Today : Mar 02, 2025
Science
01 March 2025

New Study Predicts YouTube Users' MBTI Personalities From Comments

Research reveals the dominant personality types among users engaging with conspiracy, spirituality, and travel topics.

For decades, personality measurement has primarily relied on self-report questionnaires, leaving room for alternative methods. A recent study by researchers Luisa Stracqualursi and Patrizia Agati explores how machine learning techniques can analyze language to predict the Myers-Briggs Type Indicator (MBTI) personality types of YouTube users based on their comments. This innovative approach not only provides insights but also enhances the personalization of online content.

The classifier developed for this study utilizes natural language processing techniques to categorize YouTube commenters by their MBTI type, focusing on videos related to conspiracy theories, spirituality, and travel. Findings reveal intriguing insights about the personalities commenting on these diverse topics, showcasing a clear predominance of certain types.

The research involved scraping 140,933 comments from YouTube and filtering them to include only users with at least 100 words per comment. The data analysis indicated the most widespread MBTI type among commenters was INFP, or the 'Mediator', often recognized for being open-minded and imaginative. Close on its heels was the INTP, known for its penchant for logic and intellectual exploration.

Interestingly, the study noted distinct patterns among users commenting on different themes. For conspiracy theory discussions, INTP types emerged as the most prominent, whereas the INFP personality dominated the conversations surrounding spirituality and travel. This finding suggests how emotional engagement and interests shape online interactions.

"The most common MBTI type among YouTubers who comment on these types of videos is INFP, followed by INTP, INFJ, and INTJ, indicating a predominance of Introverted and Intuitive individuals," the authors wrote, elucidated by the number of comments analyzed. These personality types typically engage more deeply with content, potentially reflecting their preferences for solitary contemplation or introspection.

The findings contribute to our broader approach to personality assessment, moving away from traditional self-reports and aligning with the 'self-presentation' view of personality.
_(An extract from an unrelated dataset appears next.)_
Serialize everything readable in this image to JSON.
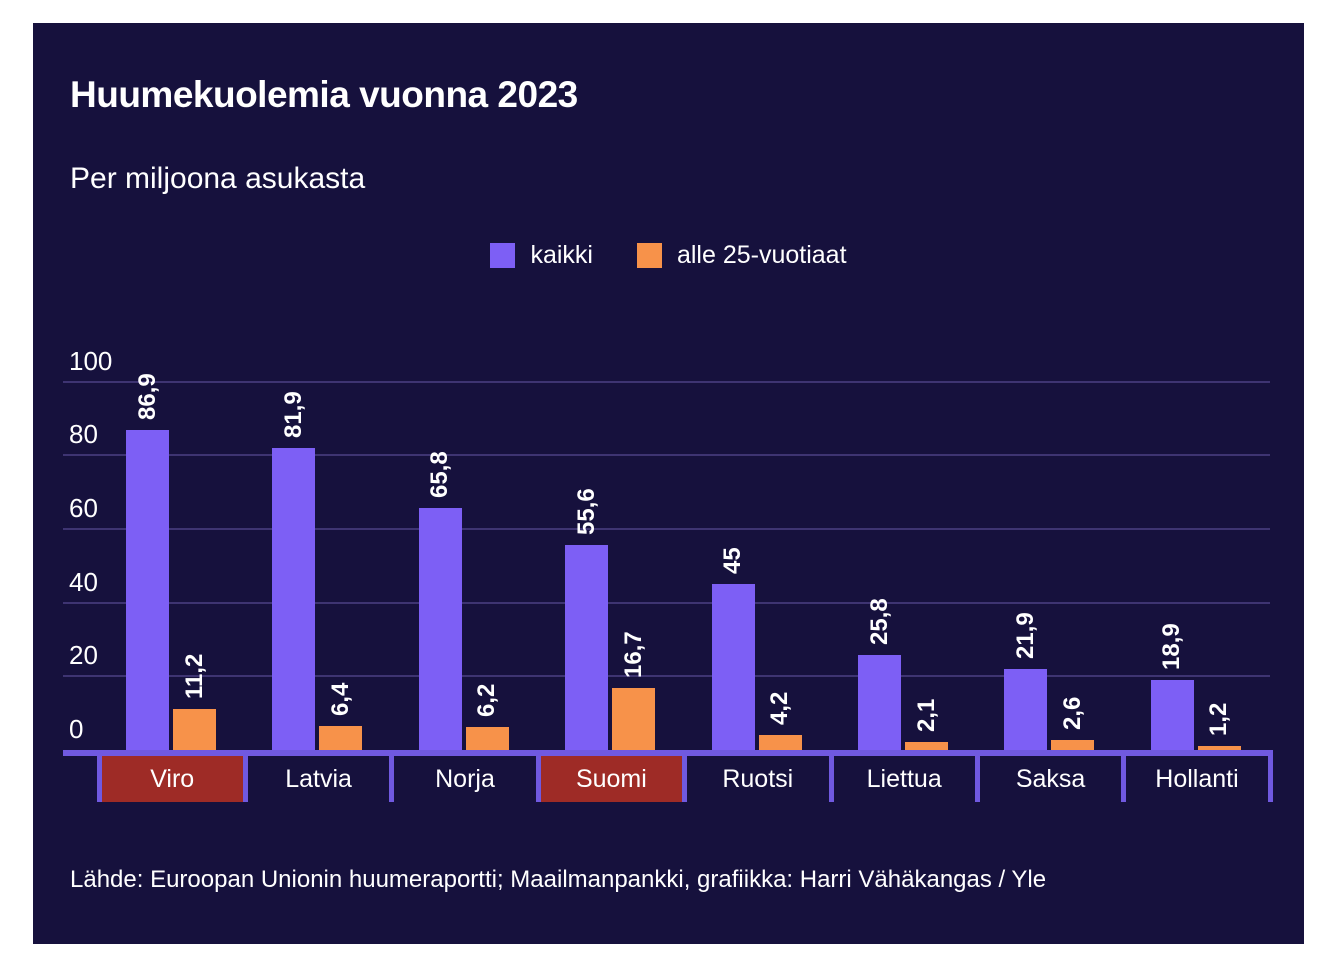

This perspective considers individuals' choices of language and expression as performative acts significant for personality characterization.

Throughout the years, the MBTI has faced criticism for its methodology, but its popularity persists, particularly within organizational contexts. This research demonstrates its relevance, especially as machine learning models can provide significant predictive insights about user behavior and personality traits derived from language analysis.
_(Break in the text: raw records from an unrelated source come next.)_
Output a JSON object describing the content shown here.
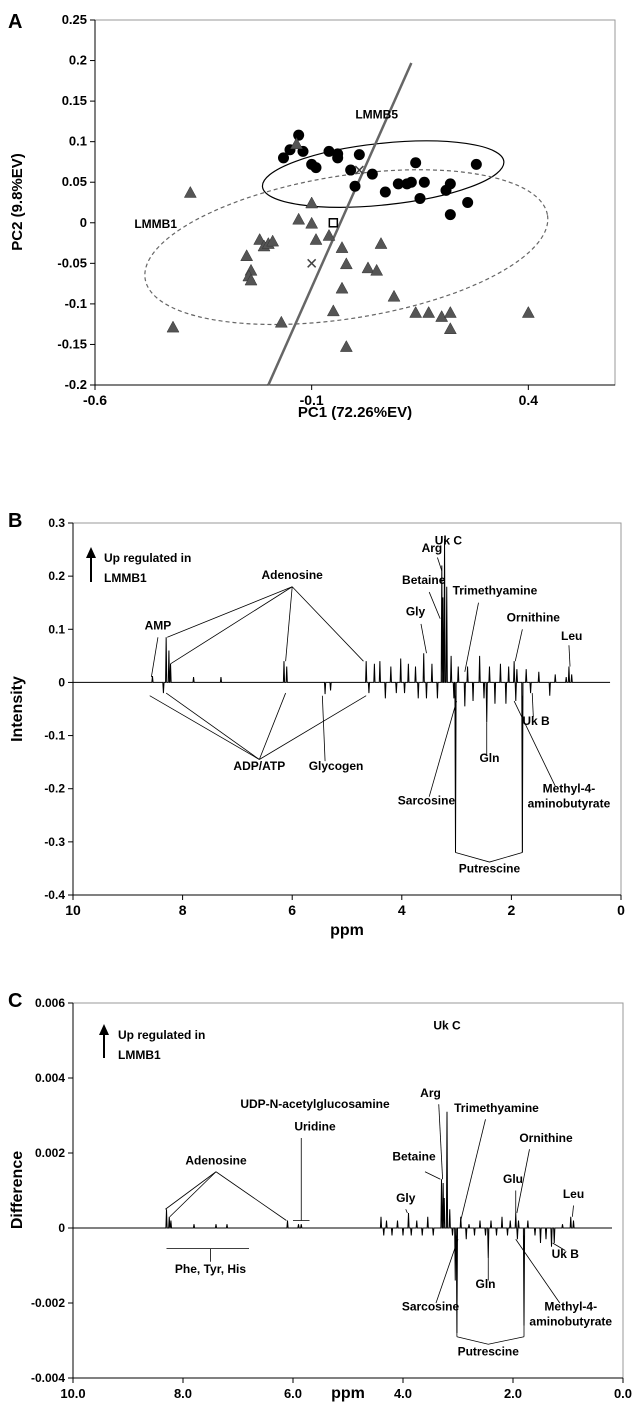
{
  "chart_data": [
    {
      "panel_label": "A",
      "type": "scatter",
      "xlabel": "PC1 (72.26%EV)",
      "ylabel": "PC2 (9.8%EV)",
      "xlim": [
        -0.6,
        0.6
      ],
      "ylim": [
        -0.2,
        0.25
      ],
      "xticks": [
        "-0.6",
        "-0.1",
        "0.4"
      ],
      "xtick_values": [
        -0.6,
        -0.1,
        0.4
      ],
      "yticks": [
        "-0.2",
        "-0.15",
        "-0.1",
        "-0.05",
        "0",
        "0.05",
        "0.1",
        "0.15",
        "0.2",
        "0.25"
      ],
      "ytick_values": [
        -0.2,
        -0.15,
        -0.1,
        -0.05,
        0,
        0.05,
        0.1,
        0.15,
        0.2,
        0.25
      ],
      "grid": false,
      "group_labels": [
        {
          "text": "LMMB5",
          "x": 0.05,
          "y": 0.135
        },
        {
          "text": "LMMB1",
          "x": -0.46,
          "y": 0.0
        }
      ],
      "series": [
        {
          "name": "LMMB5",
          "marker": "circle",
          "color": "#000000",
          "points": [
            [
              -0.165,
              0.08
            ],
            [
              -0.15,
              0.09
            ],
            [
              -0.13,
              0.108
            ],
            [
              -0.12,
              0.088
            ],
            [
              -0.1,
              0.072
            ],
            [
              -0.09,
              0.068
            ],
            [
              -0.06,
              0.088
            ],
            [
              -0.04,
              0.085
            ],
            [
              -0.04,
              0.08
            ],
            [
              -0.01,
              0.065
            ],
            [
              0.01,
              0.084
            ],
            [
              0.0,
              0.045
            ],
            [
              0.04,
              0.06
            ],
            [
              0.07,
              0.038
            ],
            [
              0.1,
              0.048
            ],
            [
              0.12,
              0.048
            ],
            [
              0.13,
              0.05
            ],
            [
              0.14,
              0.074
            ],
            [
              0.15,
              0.03
            ],
            [
              0.16,
              0.05
            ],
            [
              0.21,
              0.04
            ],
            [
              0.22,
              0.048
            ],
            [
              0.26,
              0.025
            ],
            [
              0.28,
              0.072
            ],
            [
              0.22,
              0.01
            ]
          ]
        },
        {
          "name": "LMMB1",
          "marker": "triangle",
          "color": "#555555",
          "points": [
            [
              -0.135,
              0.098
            ],
            [
              -0.38,
              0.038
            ],
            [
              -0.22,
              -0.02
            ],
            [
              -0.21,
              -0.028
            ],
            [
              -0.2,
              -0.025
            ],
            [
              -0.19,
              -0.022
            ],
            [
              -0.25,
              -0.04
            ],
            [
              -0.24,
              -0.058
            ],
            [
              -0.245,
              -0.065
            ],
            [
              -0.24,
              -0.07
            ],
            [
              -0.1,
              0.025
            ],
            [
              -0.1,
              0.0
            ],
            [
              -0.13,
              0.005
            ],
            [
              -0.09,
              -0.02
            ],
            [
              -0.06,
              -0.015
            ],
            [
              -0.03,
              -0.03
            ],
            [
              -0.02,
              -0.05
            ],
            [
              -0.03,
              -0.08
            ],
            [
              -0.05,
              -0.108
            ],
            [
              -0.02,
              -0.152
            ],
            [
              0.03,
              -0.055
            ],
            [
              0.05,
              -0.058
            ],
            [
              0.06,
              -0.025
            ],
            [
              0.09,
              -0.09
            ],
            [
              0.14,
              -0.11
            ],
            [
              0.17,
              -0.11
            ],
            [
              0.2,
              -0.115
            ],
            [
              0.22,
              -0.13
            ],
            [
              0.22,
              -0.11
            ],
            [
              0.4,
              -0.11
            ],
            [
              -0.42,
              -0.128
            ],
            [
              -0.17,
              -0.122
            ]
          ]
        }
      ],
      "ellipses": [
        {
          "group": "LMMB5",
          "style": "solid",
          "center": [
            0.065,
            0.06
          ],
          "semi_axes": [
            0.28,
            0.038
          ],
          "angle_deg": -6
        },
        {
          "group": "LMMB1",
          "style": "dashed",
          "center": [
            -0.02,
            -0.03
          ],
          "semi_axes": [
            0.47,
            0.088
          ],
          "angle_deg": -9
        }
      ],
      "line": {
        "from": [
          -0.2,
          -0.2
        ],
        "to": [
          0.13,
          0.197
        ],
        "color": "#666666"
      },
      "x_markers": [
        [
          -0.1,
          -0.05
        ],
        [
          0.01,
          0.065
        ]
      ],
      "centroid_marker": [
        -0.05,
        0.0
      ]
    },
    {
      "panel_label": "B",
      "type": "line",
      "xlabel": "ppm",
      "ylabel": "Intensity",
      "xlim": [
        10,
        0
      ],
      "ylim": [
        -0.4,
        0.3
      ],
      "xticks": [
        "10",
        "8",
        "6",
        "4",
        "2",
        "0"
      ],
      "xtick_values": [
        10,
        8,
        6,
        4,
        2,
        0
      ],
      "yticks": [
        "-0.4",
        "-0.3",
        "-0.2",
        "-0.1",
        "0",
        "0.1",
        "0.2",
        "0.3"
      ],
      "ytick_values": [
        -0.4,
        -0.3,
        -0.2,
        -0.1,
        0,
        0.1,
        0.2,
        0.3
      ],
      "legend_note": "Up regulated in",
      "legend_group": "LMMB1",
      "peaks": [
        [
          8.55,
          0.012
        ],
        [
          8.3,
          0.085
        ],
        [
          8.25,
          0.06
        ],
        [
          8.22,
          0.035
        ],
        [
          8.35,
          -0.02
        ],
        [
          7.8,
          0.01
        ],
        [
          7.3,
          0.01
        ],
        [
          6.15,
          0.04
        ],
        [
          6.1,
          0.03
        ],
        [
          5.4,
          -0.022
        ],
        [
          5.3,
          -0.015
        ],
        [
          4.65,
          0.04
        ],
        [
          4.6,
          -0.02
        ],
        [
          4.5,
          0.035
        ],
        [
          4.4,
          0.04
        ],
        [
          4.3,
          -0.03
        ],
        [
          4.2,
          0.03
        ],
        [
          4.1,
          -0.02
        ],
        [
          4.02,
          0.045
        ],
        [
          3.95,
          -0.02
        ],
        [
          3.88,
          0.035
        ],
        [
          3.75,
          0.03
        ],
        [
          3.7,
          -0.03
        ],
        [
          3.6,
          0.055
        ],
        [
          3.55,
          -0.03
        ],
        [
          3.45,
          0.035
        ],
        [
          3.35,
          -0.03
        ],
        [
          3.27,
          0.22
        ],
        [
          3.25,
          0.16
        ],
        [
          3.22,
          0.27
        ],
        [
          3.18,
          0.18
        ],
        [
          3.1,
          0.05
        ],
        [
          3.05,
          -0.03
        ],
        [
          3.02,
          -0.32
        ],
        [
          2.97,
          0.03
        ],
        [
          2.85,
          -0.045
        ],
        [
          2.8,
          0.03
        ],
        [
          2.7,
          -0.035
        ],
        [
          2.58,
          0.05
        ],
        [
          2.5,
          -0.03
        ],
        [
          2.45,
          -0.075
        ],
        [
          2.4,
          0.03
        ],
        [
          2.3,
          -0.04
        ],
        [
          2.2,
          0.035
        ],
        [
          2.1,
          -0.04
        ],
        [
          2.05,
          0.03
        ],
        [
          1.95,
          0.04
        ],
        [
          1.92,
          -0.035
        ],
        [
          1.9,
          0.025
        ],
        [
          1.8,
          -0.32
        ],
        [
          1.73,
          0.025
        ],
        [
          1.65,
          -0.02
        ],
        [
          1.5,
          0.02
        ],
        [
          1.3,
          -0.025
        ],
        [
          1.2,
          0.015
        ],
        [
          1.0,
          0.01
        ],
        [
          0.95,
          0.03
        ],
        [
          0.9,
          0.015
        ]
      ],
      "annotations": [
        {
          "text": "AMP",
          "x": 8.45,
          "y": 0.1
        },
        {
          "text": "Adenosine",
          "x": 6.0,
          "y": 0.195
        },
        {
          "text": "ADP/ATP",
          "x": 6.6,
          "y": -0.165
        },
        {
          "text": "Glycogen",
          "x": 5.2,
          "y": -0.165
        },
        {
          "text": "Gly",
          "x": 3.75,
          "y": 0.126
        },
        {
          "text": "Betaine",
          "x": 3.6,
          "y": 0.185
        },
        {
          "text": "Arg",
          "x": 3.45,
          "y": 0.245
        },
        {
          "text": "Uk C",
          "x": 3.15,
          "y": 0.26
        },
        {
          "text": "Trimethyamine",
          "x": 2.3,
          "y": 0.165
        },
        {
          "text": "Ornithine",
          "x": 1.6,
          "y": 0.115
        },
        {
          "text": "Leu",
          "x": 0.9,
          "y": 0.08
        },
        {
          "text": "Uk B",
          "x": 1.55,
          "y": -0.08
        },
        {
          "text": "Gln",
          "x": 2.4,
          "y": -0.15
        },
        {
          "text": "Sarcosine",
          "x": 3.55,
          "y": -0.23
        },
        {
          "text": "Methyl-4-",
          "x": 0.95,
          "y": -0.207
        },
        {
          "text": "aminobutyrate",
          "x": 0.95,
          "y": -0.235
        },
        {
          "text": "Putrescine",
          "x": 2.4,
          "y": -0.358
        }
      ]
    },
    {
      "panel_label": "C",
      "type": "line",
      "xlabel": "ppm",
      "ylabel": "Difference",
      "xlim": [
        10,
        0
      ],
      "ylim": [
        -0.004,
        0.006
      ],
      "xticks": [
        "10.0",
        "8.0",
        "6.0",
        "4.0",
        "2.0",
        "0.0"
      ],
      "xtick_values": [
        10,
        8,
        6,
        4,
        2,
        0
      ],
      "yticks": [
        "-0.004",
        "-0.002",
        "0",
        "0.002",
        "0.004",
        "0.006"
      ],
      "ytick_values": [
        -0.004,
        -0.002,
        0,
        0.002,
        0.004,
        0.006
      ],
      "legend_note": "Up regulated in",
      "legend_group": "LMMB1",
      "peaks": [
        [
          8.3,
          0.0005
        ],
        [
          8.25,
          0.0003
        ],
        [
          8.22,
          0.0002
        ],
        [
          7.8,
          0.0001
        ],
        [
          7.4,
          0.0001
        ],
        [
          7.2,
          0.0001
        ],
        [
          6.1,
          0.0002
        ],
        [
          5.9,
          0.0001
        ],
        [
          5.85,
          0.0001
        ],
        [
          4.4,
          0.0003
        ],
        [
          4.35,
          -0.0002
        ],
        [
          4.3,
          0.0002
        ],
        [
          4.2,
          -0.0002
        ],
        [
          4.1,
          0.0002
        ],
        [
          4.0,
          -0.0002
        ],
        [
          3.9,
          0.0004
        ],
        [
          3.85,
          -0.0002
        ],
        [
          3.75,
          0.0002
        ],
        [
          3.65,
          -0.0002
        ],
        [
          3.55,
          0.0003
        ],
        [
          3.45,
          -0.0002
        ],
        [
          3.3,
          0.0013
        ],
        [
          3.27,
          0.0012
        ],
        [
          3.25,
          0.0008
        ],
        [
          3.2,
          0.0031
        ],
        [
          3.15,
          0.0005
        ],
        [
          3.1,
          -0.0002
        ],
        [
          3.05,
          -0.0014
        ],
        [
          3.02,
          -0.0028
        ],
        [
          2.95,
          0.0003
        ],
        [
          2.85,
          -0.0003
        ],
        [
          2.8,
          0.0001
        ],
        [
          2.7,
          -0.0002
        ],
        [
          2.6,
          0.0002
        ],
        [
          2.5,
          -0.0002
        ],
        [
          2.45,
          -0.0008
        ],
        [
          2.4,
          0.0002
        ],
        [
          2.3,
          -0.0002
        ],
        [
          2.2,
          0.0003
        ],
        [
          2.1,
          -0.0002
        ],
        [
          2.05,
          0.0002
        ],
        [
          1.95,
          0.0004
        ],
        [
          1.92,
          -0.0003
        ],
        [
          1.9,
          0.0002
        ],
        [
          1.8,
          -0.0026
        ],
        [
          1.73,
          0.0002
        ],
        [
          1.6,
          -0.0002
        ],
        [
          1.5,
          -0.0004
        ],
        [
          1.4,
          -0.0003
        ],
        [
          1.3,
          -0.0005
        ],
        [
          1.25,
          -0.0004
        ],
        [
          1.1,
          0.0001
        ],
        [
          0.95,
          0.0003
        ],
        [
          0.9,
          0.0002
        ]
      ],
      "annotations": [
        {
          "text": "Adenosine",
          "x": 7.4,
          "y": 0.0017
        },
        {
          "text": "UDP-N-acetylglucosamine",
          "x": 5.6,
          "y": 0.0032
        },
        {
          "text": "Uridine",
          "x": 5.6,
          "y": 0.0026
        },
        {
          "text": "Phe, Tyr, His",
          "x": 7.5,
          "y": -0.0012
        },
        {
          "text": "Gly",
          "x": 3.95,
          "y": 0.0007
        },
        {
          "text": "Betaine",
          "x": 3.8,
          "y": 0.0018
        },
        {
          "text": "Arg",
          "x": 3.5,
          "y": 0.0035
        },
        {
          "text": "Uk C",
          "x": 3.2,
          "y": 0.0053
        },
        {
          "text": "Trimethyamine",
          "x": 2.3,
          "y": 0.0031
        },
        {
          "text": "Ornithine",
          "x": 1.4,
          "y": 0.0023
        },
        {
          "text": "Glu",
          "x": 2.0,
          "y": 0.0012
        },
        {
          "text": "Leu",
          "x": 0.9,
          "y": 0.0008
        },
        {
          "text": "Uk B",
          "x": 1.05,
          "y": -0.0008
        },
        {
          "text": "Gln",
          "x": 2.5,
          "y": -0.0016
        },
        {
          "text": "Sarcosine",
          "x": 3.5,
          "y": -0.0022
        },
        {
          "text": "Methyl-4-",
          "x": 0.95,
          "y": -0.0022
        },
        {
          "text": "aminobutyrate",
          "x": 0.95,
          "y": -0.0026
        },
        {
          "text": "Putrescine",
          "x": 2.45,
          "y": -0.0034
        }
      ]
    }
  ]
}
Utilizing the well-established MBTI Kaggle dataset for training purposes, the researchers employed Extreme Gradient Boosting (XGBoost), yielding reliable personality forecasts. The study not only enhances the predictive power of MBTI evaluations using social media data but also affirms the concept of personality prediction with as few as 100 words from users.

Interestingly, the study notes, "Our work introduces the notion...that merely 100 words per user can yield adequate personality predictions for the first time." This statement underlines the potential for rapid personality assessments via minimal text analysis, which could eventually lead to more customized user experiences on platforms like YouTube.

The research yields opportunities for applying these findings beyond YouTube comments and pushes the envelope for targeted advertising, content recommendations, and engagement strategies. With increasing demand for personalized content online, introducing machine learning-driven personality assessments can markedly improve audience targeting across digital platforms.

Despite these promising results, the authors acknowledge potential limitations, such as the imbalanced representation of personality types within the dataset. While the project draws from data indicating trends within user interactions, the inherent imbalances could skew certain personality profiles unfairly, warranting careful consideration for organizations applying these insights strategically.

Conclusively, the study presents evidence of language patterns having the power to decode personality traits, drawing attention to the intersection of psychology and technology. By framing personality assessment through the lens of language use and machine learning, new pathways may emerge, transforming how content is marketed, displayed, and personalized across digital landscapes.